„Wir im Krieg“

So lautete der Titel einer Filmdokumentation, die anlässlich des 80. Jahrestages des Weltkriegsbeginns am 1. September 1939 vor kurzem im ZDF ausgestrahlt wurde. Wer wissen möchte, wie der westfälische Zollbeamte Paul Stöcker (1914–2010) den Kriegsbeginn als Reserveoffizier erlebte, kann das in seinen Tagebüchern nachlesen und dazu auch in Stöckers Kriegs-Fotoalben blättern, die von der ULB Münster in den Digitalen Sammlungen veröffentlicht wurden.

historisches Foto
Der „Ankauf“ von Fahrzeugen in Bielefeld (Anfang September 1939)
© ULB

Stöcker beschreibt sehr anschaulich die Mobilmachung in der Lauter-Kaserne in Bielefeld, mit dem Formieren von Artillerieabteilungen und dem Aufstocken des militärischen Fuhrparks durch Privat-Pkw: Der Wert der Zivilfahrzeuge musste geschätzt werden, anschließend erhielten sie eine einheitlich blau-graue Tarnfarbe.

Danach wird gen Westen ausgerückt mit dem IV. / Art. Regt. 254. Paul Stöcker notiert dazu:

Am 3.9.1939 setzte sich die neu aufgestellte Artillerieabteilung in Bewegung, und eine pferdebespannte Truppe rückte in Bielefeld nach. Die lange Fahrzeugschlange rollte über Gütersloh, Münster und Wesel, erstes Ziel war das Dorf Sonsbeck hinter Wesel. Zwei Tage vorher hatten wir Hitlers historische Rede gehört „ab 5.35 Uhr wird zurückgeschossen!“ und ihm geglaubt, daß er nur zurückschießen ließ. Für meinen Bruder Werner in Königsberg hatte damit der Krieg begonnen. Nun aber stellte sich heraus, daß Frankreich und Großbritannien ihrerseits dem Deutschen Reich den Krieg erklären würden. Mein Vater mag vielleicht 1914 begeistert in den Krieg gezogen sein, um Kaiser und Reich zu schützen (ich weiß es nicht); nun aber war von Begeisterung keine Spur. Es war ein Unbehagen gegenüber einer ungewissen Zukunft, deren Wirklichkeit man sich noch nicht vorstellen konnte. An diesem Tag in Sonsbeck habe ich mich entschlossen, ein Tagebuch zu führen.
[Aus Paul Stöckers „Erinnerungen“ 1914 – 1954]
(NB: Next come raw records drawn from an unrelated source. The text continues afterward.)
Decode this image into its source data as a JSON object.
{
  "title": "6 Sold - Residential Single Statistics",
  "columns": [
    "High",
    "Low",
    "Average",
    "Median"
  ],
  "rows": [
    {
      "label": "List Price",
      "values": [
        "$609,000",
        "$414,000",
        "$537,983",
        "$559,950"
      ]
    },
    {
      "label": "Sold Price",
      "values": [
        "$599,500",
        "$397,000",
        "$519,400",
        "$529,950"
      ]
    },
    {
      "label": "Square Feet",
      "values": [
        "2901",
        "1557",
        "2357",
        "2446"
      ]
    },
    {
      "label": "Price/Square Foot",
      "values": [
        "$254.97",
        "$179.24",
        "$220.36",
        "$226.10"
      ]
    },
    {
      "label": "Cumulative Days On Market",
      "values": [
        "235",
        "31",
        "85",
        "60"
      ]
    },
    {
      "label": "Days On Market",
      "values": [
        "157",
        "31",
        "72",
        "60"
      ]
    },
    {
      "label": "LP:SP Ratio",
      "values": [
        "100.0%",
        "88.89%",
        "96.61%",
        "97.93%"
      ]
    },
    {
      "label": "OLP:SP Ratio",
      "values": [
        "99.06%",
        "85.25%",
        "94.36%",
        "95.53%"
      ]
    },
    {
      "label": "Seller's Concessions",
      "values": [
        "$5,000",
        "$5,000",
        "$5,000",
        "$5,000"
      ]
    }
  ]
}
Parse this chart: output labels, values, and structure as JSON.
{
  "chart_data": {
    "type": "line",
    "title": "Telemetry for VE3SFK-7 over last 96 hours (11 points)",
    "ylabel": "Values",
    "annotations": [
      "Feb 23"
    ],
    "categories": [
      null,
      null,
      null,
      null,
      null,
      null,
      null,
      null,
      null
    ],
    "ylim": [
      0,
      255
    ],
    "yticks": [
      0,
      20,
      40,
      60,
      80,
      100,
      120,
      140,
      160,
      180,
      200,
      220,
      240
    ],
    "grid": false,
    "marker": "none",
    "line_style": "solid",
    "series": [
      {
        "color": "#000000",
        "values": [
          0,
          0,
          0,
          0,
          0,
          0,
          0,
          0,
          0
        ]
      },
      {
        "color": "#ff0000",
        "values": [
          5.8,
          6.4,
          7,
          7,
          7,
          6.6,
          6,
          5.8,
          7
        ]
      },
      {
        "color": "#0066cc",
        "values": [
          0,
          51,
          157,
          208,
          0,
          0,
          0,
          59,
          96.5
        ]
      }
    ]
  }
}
Paul Stöcker hat seine handschriftlichen Tagebuchaufzeichnungen nach dem Zweiten Weltkrieg sorgfältig aufbereitet und per Schreibmaschine abgetippt, so dass es keine Leseschwierigkeiten gibt. Seine Fotoalben jedoch sind in Sütterlin beschriftet. Anlässlich der Digitalisierung der Alben im Sommer 2016 wurden die Bildunterschriften transkribiert und sind damit auch für Personen lesbar, die Stöckers Handschrift nicht entziffern können.